Jika Amir Timur menaklukkan bumi, maka Ulugh Beg ingin menaklukkan rahasia langit. Jalan takluk total kepada Tuhan.

Pedang di Tangan Timur

Amir Timur dikenal sebagai panglima yang tak kenal ampun. Dalam setiap pertempuran, dia tak hanya mengalahkan musuh, tapi juga mengukir pesan.

Di Delhi, ia membangun menara dari tengkorak prajurit yang gugur. Di Persia, ia mengirim tawanan untuk membangun masjid megah. Bagi Timur, kemenangan bukan hanya soal wilayah, tapi juga soal simbol.

Beatrice Forbes Manz dalam The Rise and Rule of Tamerlane (1989) mencatat bagaimana Timur membentuk imperiumnya dengan kombinasi teror dan keindahan. Dia menanamkan rasa takut sekaligus kekaguman.

Samarkand menjadi pusat peradaban karena dirawat dengan tangan besi—tangan yang sama yang mencabut nyawa ribuan orang.

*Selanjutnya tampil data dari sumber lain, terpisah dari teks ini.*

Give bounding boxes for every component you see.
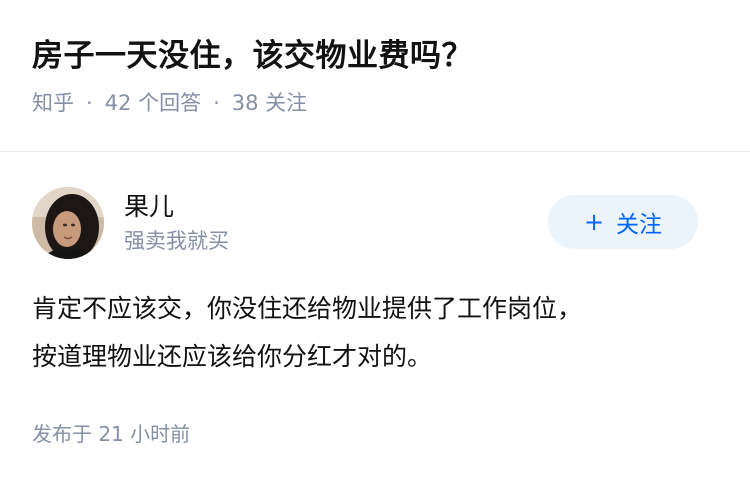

Namun, di antara semua simbol kekuasaan, ada satu yang paling personal: Gur-e-Amir, makamnya sendiri. Kubah birunya berkilau seperti safir. Alamak dindingnya dihiasi kaligrafi emas berkilauan. Amir Timur ingin dikenang bukan hanya sebagai penakluk, tapi juga sebagai arsitek keabadian.

Bintang di Mata Ulugh Beg

Berbeda dengan kakeknya, Ulugh Beg adalah pangeran yang lebih suka angka daripada pedang. Sejak muda, dia gemar membaca kitab matematika dan astronomi. Ketika naik takhta sebagai Gubernur Samarkand, dia tidak mempersiapkan pasukan perang, melainkan memanggil para ilmuwan.

Tahun 1420, dia mendirikan Madrasah Ulugh Beg di Registan. Bangunannya megah, pintu gerbangnya dihiasi mosaik biru, dengan kaligrafi yang menyatakan: “Mencari ilmu adalah kewajiban setiap muslim, laki-laki maupun perempuan.”

Di dalamnya, mahasiswa dari berbagai negeri berkumpul: Persia, India, Anatolia, Mongolia. Mereka tinggal di asrama, makan bersama, belajar siang-malam.

Tapi Ulugh Beg tidak berhenti di situ. Tahun 1428, dia membangun Observatorium Samarkand, salah satu yang terbesar di dunia Islam. Bangunannya berbentuk silinder raksasa, dengan instrumen sextant marmer setinggi tiga lantai.

Dari sana, dia dan para ilmuwan mengukur posisi koordinat bintang dengan akurasi luar biasa.

Hasilnya adalah Zij-i Sultani, katalog bintang dengan 1.018 entri. Akurasinya baru bisa disaingi tiga abad kemudian, ketika Galileo dan Kepler muncul di Eropa.

Raja Ulugh Beg membuktikan bahwa Islam tidak hanya melahirkan ulama, tapi juga saintis kosmik.

Kota Pedang dan Kota Bintang

Di satu sisi, Samarkand adalah kota pedang: dibangun oleh Amir Timur dengan darah dan besi. Di sisi lain, Samarkand adalah kota bintang: dijaga oleh Ulugh Beg dengan pena dan teleskop. Dua generasi, dua jalan. Tetapi keduanya bermuara pada satu hal: keabadian.

Namun sejarah kejam. Ulugh Beg, sang ilmuwan, justru dihancurkan oleh konspirasi-intrik politik. Kaum konservatif menuduh observatoriumnya sesat. Para bangsawan iri pada caranya yang lebih sibuk dengan bintang daripada perang. Bahkan putranya sendiri berkhianat, hingga dia dibunuh.
Observatorium diratakan dengan tanah, katalog bintang hampir saja musnah-hilang.

Tapi seperti kata Andrea Hirata, “Bintang tidak bisa dimatikan.” Data Ulugh Beg tetap hidup. Zij-i Sultani dibawa ke India, Persia, bahkan sampai ke Eropa. Ilmuwan Renaissance membacanya, dan darinya lahir sains modern.

Samarkand Hari Ini

Kini, Samarkand menjadi kota wisata. Registan Square menjadi latar foto pengantin. Patung Amir Timur jadi ikon nasional. Observatorium Ulugh Beg jadi reruntuhan yang dibangitkan lagi, kini menjadi situs kunjungan turis. Tapi bagi mereka yang mau mendengar, setiap batu berbisik.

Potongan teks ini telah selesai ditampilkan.